Steven Rattner, who is the Chief of auto task force of President Obama, directed the leaders of the company to give this approach a serious thought.

 

The company’s new CE, Fritz Henderson, declared in an interview on Thursday that they essentially indicated that as per them bankruptcy is the most appropriate strategy.

 

In Washington, attending same meeting, Rattner refuted GM’s commercial strategy, called for the reconstitution of the company’s board and instantly ousted chief executive Rick Wagoner. He was replaced with Henderson. But in the midst of the entire episode, the idea of GM filing a bankruptcy apparently stood out for Henderson.

 

Now, the company is required to either build up a new business plan in a span of 60 days or lose more of government support along with several other challenges it is yet to face. Henderson is reported devoting a major segment of his time in comforting the company’s associates and the masses that while bankruptcy is just a distant possibility, he is working to make certain that the corporation would come out stronger.

 

While sharing his concern with the countless number of people that hold the corporate’s stake, comprising its worldwide composite of suppliers, dealers and others, Henderson discloses that President Obama has expressed his intention to help the industry several times.

 

Henderson expressed his gratitude while sharing the fact with the stakeholders of GM saying that they were thankful President Obama’s support. Obama has given a clear indication that the corporate would be viable and that it would go through this phase and that his government would support GM in passing through it.

 

The Obama government has given definite assurance to take steps that would enable the company to sail across bankruptcy.

 

Source: http://www.washingtonpost.com/ wp-dyn/content/article/2009/04/02/AR2009040203703.html

 

 

Private Buyers Get Finance Assurance

Friday, March 27th, 2009 by justinsmith

 
On Monday 23 March, The United States offered to finance private investors to help clean up the banks of nearly  $1 trillion that is invested in toxic assets. This is blocking further lending and worsening the US recession situation.
 
The news raged the Markets that rallied on, in response to a disgusted reaction previous month to the public-private partnerships proposed by Timothy Geithner, Treasury Secretary, US.
 
Questions were raised on how to price the toxic assets.
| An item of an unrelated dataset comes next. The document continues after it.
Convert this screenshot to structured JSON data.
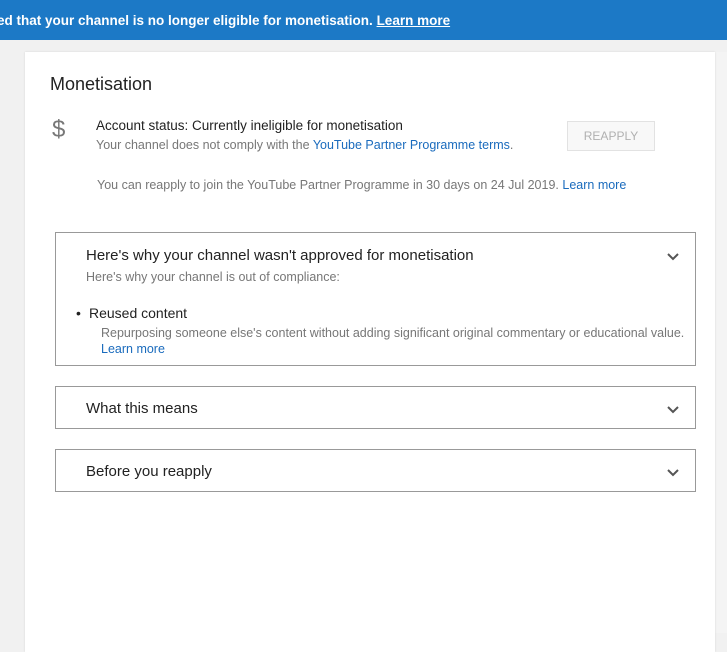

The stakes are high for Geithner. He seeks to gain the confidence of the investors. He says he has a viable program to continue the flow of credit once again.
 
According to this plan, in the initial stage, a new Public-Private Investment Plan will finance for $500 billion as purchasing power to buy the troubled or toxic assets, which the state refers more diplomatically to as legacy assets. The financial aid can be extended to as much as $1 trillion depending on the potential of expanding later, as per a fact sheet published by the US Treasury Department.
 
The TARP (Troubled Assets Relief Program) would be at the core of this plan. The financing package in capital will range between $75 billion and $100 billion and will assist in the existing financial bailout.
 
This will also include the share contributed by private investors, which the government estimates tol come up to 5 percent or even more. The government expects to leverage this program with the support of the Federal Deposit Insurance Corporation as well as the Federal Reserve. It is hopeful of acquiring huge amounts of bad loans by executing the program.
 
The Treasury expects that private investors would be subsidized through the intended plan, but they may even stand losing there investments. However, the taxpayers would be in a position to share prospective profits when the assets are sold finally.